Según afirmó después del mediodía del 28 de noviembre el Financial Times, que en
Londres no tiene nada que temer del Kpoder, en las transacciones del mercado
mayorista el dólar saltó de $ 2,985 a 3,002, movimiento que fue contrarrestado
de inmediato por Martín Redrado, quien ordenó que el BCRA saliera a vender
contratos de futuros de dólar que actuaron como rápido amortiguador de la
tendencia real del mercado. Después de todos, hasta para los especuladores y los
aterrorizados por el aterrizaje de Felisa Miceli en el despacho de Economía
“business are business”.
Sin embargo, en muchas pizarras del “barrio”, como llaman los cambistas a su
locación central de la calle San Martín, el billete estadounidense cerró a $
3,04 la punta vendedora.
El índice accionario Merval, concidentemente cayó un 4,5 % en el momento de la
noticia. Fue la mayor caída en un día de todo el 2004. También marcó su
preocupación el mercado de bonos: el rendimiento del bono del canje con
vencimiento en 2033 saltó a 9,641 %, del anterior que demandaba un rendimiento
del 8,169 %. Lo que significa que aumentó el country-risk.
Estos son hechos, no opiniones de todólogos, escribas, funcionarios o
empresarios que no quieren ver su apellido en los labios del ex gobernador de
una provincia de 197.000 habitantes (Censo Nacional de Población 2001).
Lo menos que puede decirse, aunque no se coincida con las políticas que
desarrolló Roberto Lavagna - que pagarán las tres próximas generaciones de
argentinos -, es que, comparativamente, Felisa Miceli inspira infinitamente
menos respeto técnico, profesional o académico que el nunca muy elevado del ex
Director Nacional de Precios del ex ministrro José Ver Gelbard en 1973.
Su principal habilidad, hasta ahora, ha sido conseguirle “puestos” a su marido, Ricardo, (a) “Pacha”, Velasco, designado por el decreto 1393/05, ya publicado en el Boletín Oficial, vocal del Ente Regulador del Gas – ENARGAS – hasta la semana pasada asesor del Directorio del BNA, ya que fracasó en convertirlo directamente en director en esa entidad.
Este hecho ignoró, como tantas decisiones Kautotoritarias, la explicita
prescripcion para los dos únicos entes reguladores regidos creados con la
aprobación del Poder Legislativo (Enargas y el ENRE) que los miembros del
directorio deben ser designados por concurso público y acreditar experiencia en
el sector.
Pero esto no es nada nuevo en la Ksuma del poder público: todos los actuales
directores de Enargás fueron nombrados por decreto y comparten la falta de
conocimiento en el sector.
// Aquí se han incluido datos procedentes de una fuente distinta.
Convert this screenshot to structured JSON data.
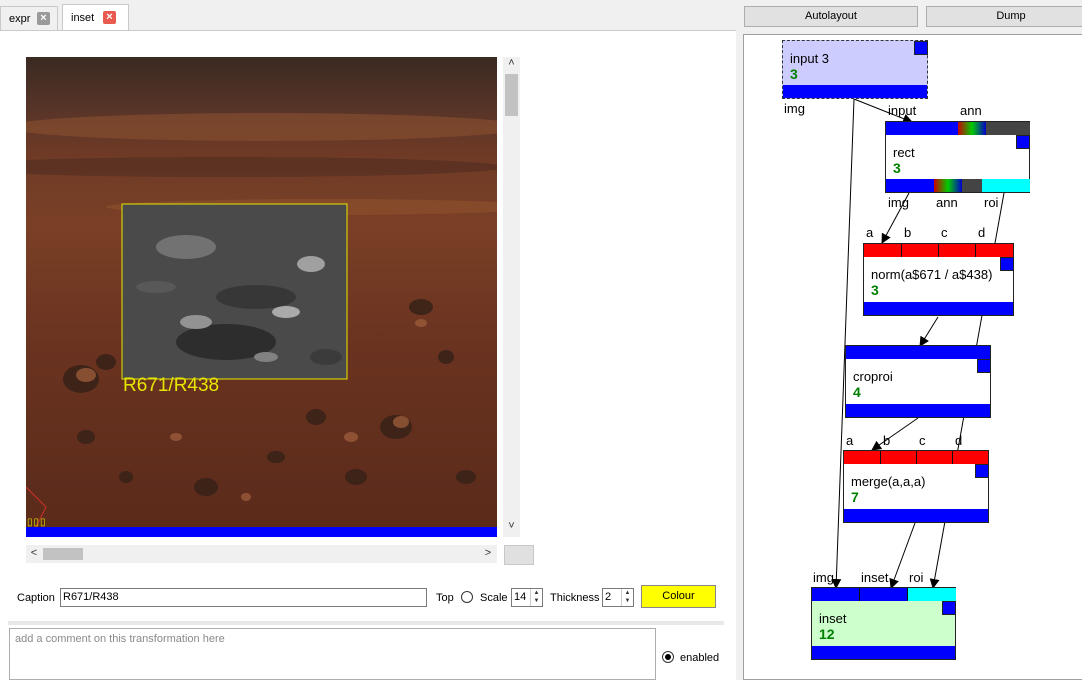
{
  "tabs": [
    {
      "label": "expr",
      "active": false
    },
    {
      "label": "inset",
      "active": true
    }
  ],
  "image_viewer": {
    "overlay_caption": "R671/R438",
    "corner_marks": "▯▯▯"
  },
  "scroll": {
    "up": "˄",
    "down": "˅",
    "left": "<",
    "right": ">"
  },
  "controls": {
    "caption_label": "Caption",
    "caption_value": "R671/R438",
    "top_label": "Top",
    "scale_label": "Scale",
    "scale_value": "14",
    "thickness_label": "Thickness",
    "thickness_value": "2",
    "colour_button": "Colour"
  },
  "comment": {
    "placeholder": "add a comment on this transformation here",
    "enabled_label": "enabled"
  },
  "graph_toolbar": {
    "autolayout": "Autolayout",
    "dump": "Dump"
  },
  "graph": {
    "nodes": [
      {
        "id": "input3",
        "label": "input 3",
        "num": "3",
        "outputs": [
          "img"
        ]
      },
      {
        "id": "rect",
        "label": "rect",
        "num": "3",
        "inputs": [
          "input",
          "ann"
        ],
        "outputs": [
          "img",
          "ann",
          "roi"
        ]
      },
      {
        "id": "norm",
        "label": "norm(a$671 / a$438)",
        "num": "3",
        "inputs": [
          "a",
          "b",
          "c",
          "d"
        ]
      },
      {
        "id": "croproi",
        "label": "croproi",
        "num": "4"
      },
      {
        "id": "merge",
        "label": "merge(a,a,a)",
        "num": "7",
        "inputs": [
          "a",
          "b",
          "c",
          "d"
        ]
      },
      {
        "id": "inset",
        "label": "inset",
        "num": "12",
        "inputs": [
          "img",
          "inset",
          "roi"
        ]
      }
    ]
  },
  "colors": {
    "port_blue": "#0000ff",
    "port_red": "#ff0000",
    "port_cyan": "#00ffff",
    "input_node_bg": "#ccccff",
    "inset_node_bg": "#ccffcc",
    "number_green": "#008000",
    "caption_yellow": "#ffff00"
  }
}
Lo preside el contador Fulvio Madaro, cuyo cargo
previo hasta junio de 2004 había sido interventor en la Comisión Nacional de
Comunicaciones – CNC -, que no tiene mucho que ver con los hidrocarburos
gaseosos.
Dos meses más tarde, otro decretazo colocaba como primer vocal al técnico en
construcciones Mario Roberto Vidal, conspicuo cófrade de la pingüinera, que
vivió de diversos y continuados cargos públicos en Santa Cruz desde 1987 a 2003.
Desde mayo de este año, eximido también del concurso público y del conocimiento
del sector, es segundo vocal Carlos Ábalo, un conocido periodista en temas
económicos, pero que tampoco ostenta vinculación con el metano, el etano y el
propano .
Los mercados nacionales y globales estarán muy atentos a cada palabra que
comience a pronunciar Felisa Miceli. Y, si se juzga por declaraciones anteriores
suyas, puede volver a resonar la vieja alarma ante peligro inminente que utiliza
la City porteña: “Muchachos, ¡a los botes!”.
- “Un país sin industria carece de futuro[1] , proclamó, ignorando que en los
países de mayor crecimiento en el planeta (desde Chile a China) el que crece más
velozmente es el sector de servicios y que, en la mayoría de esos casos, la
industria retrocede.
- “La palabra ajuste está prohibida en mi vocabulario”[2] , dijo acerca del
elefantiásico Banco de la Nación Argentina.
- “Es preferible la inflación que la paz de los cementerios”[3].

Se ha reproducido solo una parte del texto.